A Blogging Faith post leads to this article in Religious Dispatches by one Robert Jones -- among other things a Center for Amercan Progress guy. Jones' piece heavily overclaims whatever shift in faith and voting may have happened in Ohio. The story starts contrasting the "fortunes" of We Believe Ohio on the left and Bruce Johnson on the right. From there the author notes the result of the 2006 gubernatorial election, then draws broader points about the supposed crack up of the religious right and ascendancy of religious progressives. Here's a sample:
- In the meantime, Ohio Christians clearly voiced their preference for a candidate that shared all their values rather than a candidate running on a narrow divisive platform of opposing abortion and same-sex marriage. Blackwell was handily defeated by Ted Strickland, a Methodist minister who stumped as a “Golden Rule Democrat” and who, as a senator, insisted on paying for his own health coverage as long as his constituents were not covered. According to the 2006 NEP exit polls, Strickland gained fourteen points among voters who attended religious services once per week or more, compared to support these voters gave Senator John Kerry in 2004. And voters, including a majority (fifty-one percent) of weekly church attenders, overwhelmingly supported a long-overdue ballot measure to increase the minimum wage.

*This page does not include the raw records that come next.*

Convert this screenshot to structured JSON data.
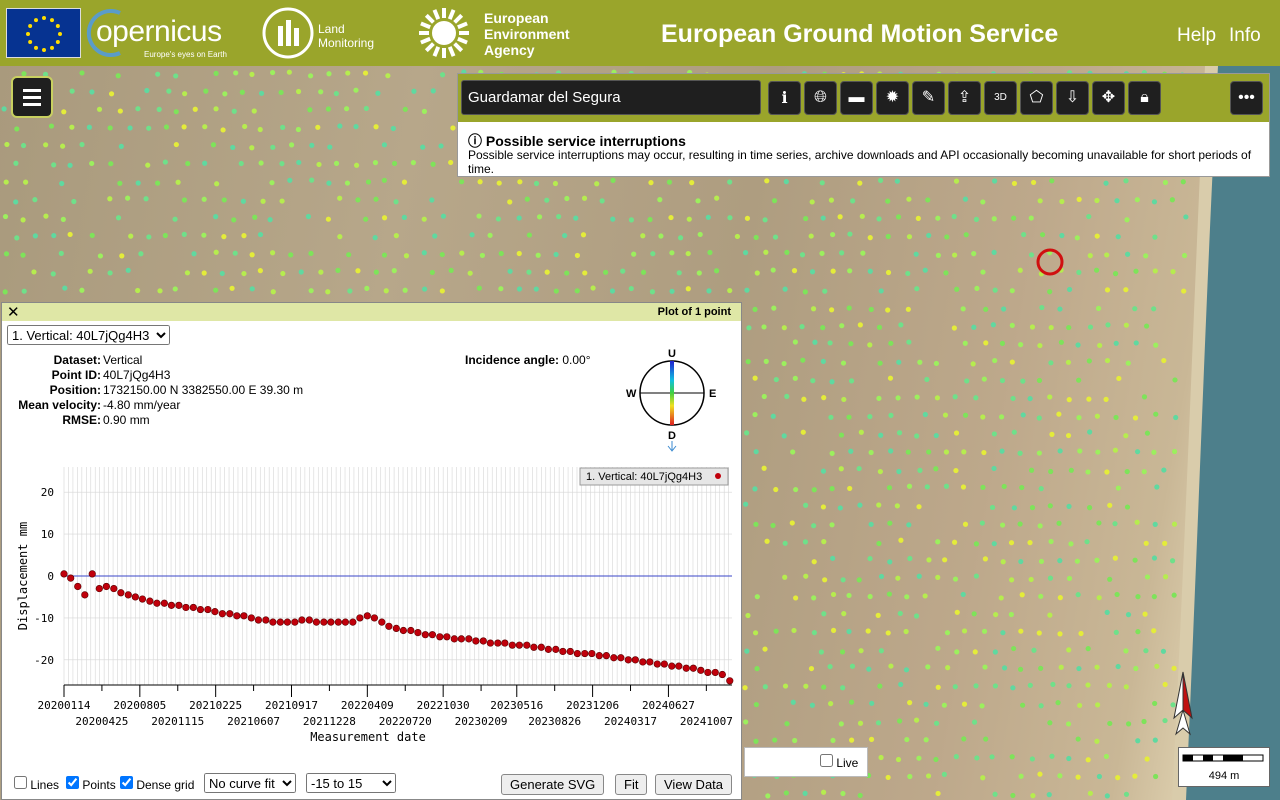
{
  "header": {
    "copernicus_logo": "opernicus",
    "copernicus_tagline": "Europe's eyes on Earth",
    "land_line1": "Land",
    "land_line2": "Monitoring",
    "eea_line1": "European",
    "eea_line2": "Environment",
    "eea_line3": "Agency",
    "title": "European Ground Motion Service",
    "help": "Help",
    "info": "Info"
  },
  "search": {
    "value": "Guardamar del Segura"
  },
  "toolbar": {
    "icons": [
      "info-icon",
      "globe-icon",
      "legend-bar-icon",
      "settings-sun-icon",
      "measure-icon",
      "share-icon",
      "3d-icon",
      "polygon-icon",
      "download-icon",
      "move-icon",
      "lock-icon",
      "more-icon"
    ],
    "three_d_label": "3D"
  },
  "notice": {
    "title": "Possible service interruptions",
    "body": "Possible service interruptions may occur, resulting in time series, archive downloads and API occasionally becoming unavailable for short periods of time."
  },
  "plot": {
    "header": "Plot of 1 point",
    "close": "✕",
    "series_select": "1. Vertical: 40L7jQg4H3",
    "info": [
      {
        "label": "Dataset:",
        "value": "Vertical"
      },
      {
        "label": "Point ID:",
        "value": "40L7jQg4H3"
      },
      {
        "label": "Position:",
        "value": "1732150.00 N 3382550.00 E 39.30 m"
      },
      {
        "label": "Mean velocity:",
        "value": "-4.80 mm/year"
      },
      {
        "label": "RMSE:",
        "value": "0.90 mm"
      }
    ],
    "incidence_label": "Incidence angle:",
    "incidence_value": "0.00°",
    "compass": {
      "u": "U",
      "d": "D",
      "w": "W",
      "e": "E"
    },
    "controls": {
      "lines": "Lines",
      "points": "Points",
      "dense_grid": "Dense grid",
      "lines_checked": false,
      "points_checked": true,
      "dense_grid_checked": true,
      "curve_fit": "No curve fit",
      "range": "-15 to 15",
      "generate_svg": "Generate SVG",
      "fit": "Fit",
      "view_data": "View Data"
    }
  },
  "live": {
    "label": "Live",
    "checked": false
  },
  "scale": {
    "label": "494 m"
  },
  "colors": {
    "header": "#9aa52b",
    "points": "#c0000b",
    "ref_line": "#3a46c8"
  },
  "chart_data": {
    "type": "scatter",
    "xlabel": "Measurement date",
    "ylabel": "Displacement mm",
    "ylim": [
      -26,
      26
    ],
    "yticks": [
      20,
      10,
      0,
      -10,
      -20
    ],
    "xticks_top": [
      "20200114",
      "20200805",
      "20210225",
      "20210917",
      "20220409",
      "20221030",
      "20230516",
      "20231206",
      "20240627"
    ],
    "xticks_bottom": [
      "20200425",
      "20201115",
      "20210607",
      "20211228",
      "20220720",
      "20230209",
      "20230826",
      "20240317",
      "20241007"
    ],
    "legend": "1. Vertical: 40L7jQg4H3",
    "legend_position": "top-right",
    "grid": true,
    "reference_line": 0,
    "x_start": "20200114",
    "x_end": "20241215",
    "series": [
      {
        "name": "1. Vertical: 40L7jQg4H3",
        "x": [
          "20200114",
          "20200201",
          "20200220",
          "20200310",
          "20200330",
          "20200418",
          "20200507",
          "20200527",
          "20200615",
          "20200705",
          "20200724",
          "20200812",
          "20200901",
          "20200920",
          "20201010",
          "20201029",
          "20201118",
          "20201207",
          "20201227",
          "20210115",
          "20210204",
          "20210223",
          "20210315",
          "20210404",
          "20210423",
          "20210512",
          "20210601",
          "20210620",
          "20210710",
          "20210729",
          "20210818",
          "20210906",
          "20210926",
          "20211015",
          "20211104",
          "20211123",
          "20211213",
          "20220101",
          "20220121",
          "20220209",
          "20220301",
          "20220320",
          "20220409",
          "20220428",
          "20220518",
          "20220606",
          "20220626",
          "20220715",
          "20220804",
          "20220823",
          "20220912",
          "20221001",
          "20221021",
          "20221109",
          "20221129",
          "20221218",
          "20230107",
          "20230126",
          "20230215",
          "20230306",
          "20230326",
          "20230414",
          "20230504",
          "20230523",
          "20230612",
          "20230701",
          "20230721",
          "20230809",
          "20230829",
          "20230917",
          "20231007",
          "20231026",
          "20231115",
          "20231204",
          "20231224",
          "20240112",
          "20240201",
          "20240220",
          "20240311",
          "20240330",
          "20240419",
          "20240508",
          "20240528",
          "20240616",
          "20240706",
          "20240725",
          "20240814",
          "20240902",
          "20240922",
          "20241011",
          "20241031",
          "20241119",
          "20241209"
        ],
        "y": [
          0.5,
          -0.5,
          -2.5,
          -4.5,
          0.5,
          -3,
          -2.5,
          -3,
          -4,
          -4.5,
          -5,
          -5.5,
          -6,
          -6.5,
          -6.5,
          -7,
          -7,
          -7.5,
          -7.5,
          -8,
          -8,
          -8.5,
          -9,
          -9,
          -9.5,
          -9.5,
          -10,
          -10.5,
          -10.5,
          -11,
          -11,
          -11,
          -11,
          -10.5,
          -10.5,
          -11,
          -11,
          -11,
          -11,
          -11,
          -11,
          -10,
          -9.5,
          -10,
          -11,
          -12,
          -12.5,
          -13,
          -13,
          -13.5,
          -14,
          -14,
          -14.5,
          -14.5,
          -15,
          -15,
          -15,
          -15.5,
          -15.5,
          -16,
          -16,
          -16,
          -16.5,
          -16.5,
          -16.5,
          -17,
          -17,
          -17.5,
          -17.5,
          -18,
          -18,
          -18.5,
          -18.5,
          -18.5,
          -19,
          -19,
          -19.5,
          -19.5,
          -20,
          -20,
          -20.5,
          -20.5,
          -21,
          -21,
          -21.5,
          -21.5,
          -22,
          -22,
          -22.5,
          -23,
          -23,
          -23.5,
          -25
        ]
      }
    ]
  }
}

If this is our evidence that the tide has turned, I'm not moving down the beach just yet. Of course we can start with the elementary mistake -- Strickland was a Representative, not a Congressman.
More broadly, We Believe has a long way to go before it is anything more than liberal clergy talking to each other. They currently aren't a convenient bus ride from the stadium Rod Parsley et al play in.
And of course, one cycle does not a trend make. I'd love to believe that we just need to keep doing what we are doing and we never have to worry about intolerant ranters like Parsley again.
While not his intention, Jones in fact shows now much work we have to do.
1 comments:
Strickland was a Representative, not a Congressman
Make that "not a Senator", not Congressman, "a member of a congress, esp. of the U.S. House of Representatives."
I've started paying attention to the religious left, given their activism with NCLB reauthorization. I've got a question. From the UU, UCC, NCC etc perspective, do current school district boundaries advance legitimate expectations of persons in once-preferred groups or do the boundaries perpetuate “the effects of past discrimination?”